Since Vince asked me to publish my solution, I decided to write this long post.
Please bear in mind that this code is really really basic and absolutely not optimized, written as fast as possible to perform some test.
Credits for Hungarian algorithm code must be done to vivet.

## PURPOSE

I need to create shifts for M workers (variable number each week) on N slots (usually 50 each week, but sometimes some slot could be unavailable).
Each worker can suggest slots he wants to take and others he can't absolutely take and, if possible, these requests should be taken in account.

## GENERAL IDEA

Given that creating costs matrix for Hungarian solver can be a pain, I decided (just a quick solution) I can create text files for each worker to report his request and one file for unavailable slots.
All these files must be in the same folder.

## FILES STRUCTURE

A single text file must have as many rows as daily slots (usually 10) and as many columns as working days (usually 5).
Each cell must contain a preconfigured char:

• O means worker really needs that slot assigned
• o means worker would like to have the slot assigned
• - means no preference on that slot (it's the default naturally)
• x means worker would like not to have the slot assigned
• X means worker can't work on that particular slot

A sample could be

X x - - O
X x - - O
- - - - O
- - - - -
- - - - -
- - - o -
- - - o -
- - - - -
- - - - -
x x x x x


Unavailable slots file must have a well defined name (always the same) and its content will have the same structure of workers files.

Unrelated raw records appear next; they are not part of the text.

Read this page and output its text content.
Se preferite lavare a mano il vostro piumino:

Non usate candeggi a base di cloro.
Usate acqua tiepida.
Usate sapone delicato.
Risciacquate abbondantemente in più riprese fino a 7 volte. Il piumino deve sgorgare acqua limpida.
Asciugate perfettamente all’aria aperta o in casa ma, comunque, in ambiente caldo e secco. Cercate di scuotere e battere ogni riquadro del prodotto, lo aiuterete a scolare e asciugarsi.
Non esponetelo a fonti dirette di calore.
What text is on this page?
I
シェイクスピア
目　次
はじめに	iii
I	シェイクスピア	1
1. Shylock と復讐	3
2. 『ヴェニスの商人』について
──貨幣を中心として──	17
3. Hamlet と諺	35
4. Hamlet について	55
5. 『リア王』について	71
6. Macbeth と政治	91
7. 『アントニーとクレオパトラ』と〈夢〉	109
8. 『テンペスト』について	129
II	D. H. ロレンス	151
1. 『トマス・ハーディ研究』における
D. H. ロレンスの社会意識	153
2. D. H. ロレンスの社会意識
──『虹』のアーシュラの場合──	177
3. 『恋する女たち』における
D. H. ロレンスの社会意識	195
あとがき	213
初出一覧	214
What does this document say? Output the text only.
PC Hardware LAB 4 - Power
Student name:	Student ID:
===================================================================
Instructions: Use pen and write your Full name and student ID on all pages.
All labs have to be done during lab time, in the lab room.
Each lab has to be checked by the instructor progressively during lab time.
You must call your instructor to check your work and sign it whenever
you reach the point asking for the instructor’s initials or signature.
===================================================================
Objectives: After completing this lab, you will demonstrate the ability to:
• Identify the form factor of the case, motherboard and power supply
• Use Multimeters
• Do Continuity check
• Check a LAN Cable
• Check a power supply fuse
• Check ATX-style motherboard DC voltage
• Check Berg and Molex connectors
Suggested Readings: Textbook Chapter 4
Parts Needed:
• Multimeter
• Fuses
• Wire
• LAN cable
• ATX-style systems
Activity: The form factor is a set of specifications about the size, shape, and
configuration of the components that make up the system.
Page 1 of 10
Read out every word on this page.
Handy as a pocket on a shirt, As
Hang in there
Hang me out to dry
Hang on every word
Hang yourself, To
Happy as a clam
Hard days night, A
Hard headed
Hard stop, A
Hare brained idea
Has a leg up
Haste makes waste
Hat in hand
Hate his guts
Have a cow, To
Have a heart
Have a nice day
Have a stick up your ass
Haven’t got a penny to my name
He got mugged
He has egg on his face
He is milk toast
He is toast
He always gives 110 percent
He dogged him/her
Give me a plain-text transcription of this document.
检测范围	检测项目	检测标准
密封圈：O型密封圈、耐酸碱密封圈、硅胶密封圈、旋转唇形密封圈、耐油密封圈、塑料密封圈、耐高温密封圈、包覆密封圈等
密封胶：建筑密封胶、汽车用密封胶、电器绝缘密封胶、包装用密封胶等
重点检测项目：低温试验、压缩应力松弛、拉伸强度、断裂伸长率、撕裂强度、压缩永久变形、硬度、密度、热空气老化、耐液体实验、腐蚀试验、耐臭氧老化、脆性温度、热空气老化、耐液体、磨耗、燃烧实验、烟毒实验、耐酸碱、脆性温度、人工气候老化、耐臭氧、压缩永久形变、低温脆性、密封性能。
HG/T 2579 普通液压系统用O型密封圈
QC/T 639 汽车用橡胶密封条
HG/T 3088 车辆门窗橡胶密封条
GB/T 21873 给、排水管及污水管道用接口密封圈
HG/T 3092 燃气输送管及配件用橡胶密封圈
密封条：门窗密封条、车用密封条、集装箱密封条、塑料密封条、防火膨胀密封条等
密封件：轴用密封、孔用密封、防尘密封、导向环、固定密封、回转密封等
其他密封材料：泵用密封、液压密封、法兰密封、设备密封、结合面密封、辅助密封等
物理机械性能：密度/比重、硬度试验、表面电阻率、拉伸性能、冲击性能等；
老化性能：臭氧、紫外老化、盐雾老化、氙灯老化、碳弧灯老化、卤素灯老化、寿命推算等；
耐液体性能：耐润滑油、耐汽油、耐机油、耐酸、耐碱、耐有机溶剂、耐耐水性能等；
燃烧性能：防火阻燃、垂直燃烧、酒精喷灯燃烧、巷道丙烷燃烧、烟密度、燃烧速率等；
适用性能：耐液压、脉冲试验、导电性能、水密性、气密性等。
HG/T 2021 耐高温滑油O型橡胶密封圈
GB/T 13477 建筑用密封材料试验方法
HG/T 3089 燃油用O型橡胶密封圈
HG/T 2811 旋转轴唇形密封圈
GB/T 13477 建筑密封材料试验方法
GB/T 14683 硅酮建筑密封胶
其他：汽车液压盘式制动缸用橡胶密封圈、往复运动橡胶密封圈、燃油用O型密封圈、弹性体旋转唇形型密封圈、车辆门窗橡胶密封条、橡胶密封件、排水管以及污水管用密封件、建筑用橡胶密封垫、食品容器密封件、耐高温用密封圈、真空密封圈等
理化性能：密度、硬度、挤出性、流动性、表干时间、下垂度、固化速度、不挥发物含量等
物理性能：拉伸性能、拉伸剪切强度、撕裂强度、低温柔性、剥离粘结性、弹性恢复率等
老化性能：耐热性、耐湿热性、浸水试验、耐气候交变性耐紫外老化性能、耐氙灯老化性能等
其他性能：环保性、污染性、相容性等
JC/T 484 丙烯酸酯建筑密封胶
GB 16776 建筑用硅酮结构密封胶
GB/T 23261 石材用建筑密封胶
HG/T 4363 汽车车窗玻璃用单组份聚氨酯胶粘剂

Naturally each cell having a value different than - means that slot is not available to workers.

## CODE

Source code can be found here.
Unfortunately .NET Fiddle uses framework 4.5, so program can't be compiled and run online due to the fact I use a newer framework (4.7.1).
Also consider my real code is organized into several files!

It works and it's fast, so I'm completely satisfied with this part.

## A STEP FURTHER

First problem solved, pretty good. But now I have to face the next one: I have several locations to assign workers shifts to and these locations share the same working hours.
A first attempt was to raise the number of columns on each file: cols 1-10 are for the 1st venue, cols 11-20 for the 2nd and so on.
Code works without any change and Hungarian algorithm processes data in a while, good; but, as expected, I end having overlapping shifts for the same workers on multiple venues (it's random, but always happens).
I could solve this problem by computing 1st venue, then changing each worker requests denying slots already given in the 1st venue before computing the 2nd one; not exactly the best way I'm sure, just an idea I had, and I'm not sure I can always find a solution.

## OTHER OPTIMIZATIONS

I could also think about adding other rules (e.g. if possible worker should have max 2 ranges in a day (avoiding for example solutions having slots 0, 2, 4, 6 and 8 and preferring slots 0-2, 6-8 instead) and limits, but this goes too far from the starting question, so it will be something I'm asking in future and I'm quite sure it could need some more complex algorithm or libraries (e.g. ORTools by Google) I'm searching/studying.

• Great. If you want to go further adding new constraints/statements, it would be better to generate a new question making this one a finalized question/answer that anybody can use. The constraints you want to add are likely to make the problem NP-complete in the general case. It begins to be very important to define properly the input dimensions to find a relevant solution. – Vince Mar 24 at 12:41

For the sake of completeness (since Vince has given you good help already, and it seems like you've got a program that works):

This is known as the assignment problem: given some set of workers and some set of shifts, where each worker might have preferences about which shifts they take, how can you find the optimal schedule?

The standard solution to it is called the modified Hungarian algorithm: it wasn't actually developed in Hungary, but it was based on the earlier work of some Hungarian mathematicians. This is the algorithm implemented in the other answer, and it runs in $$O(n^3)$$ time (though for any practical purposes you won't really have to worry about that aspect).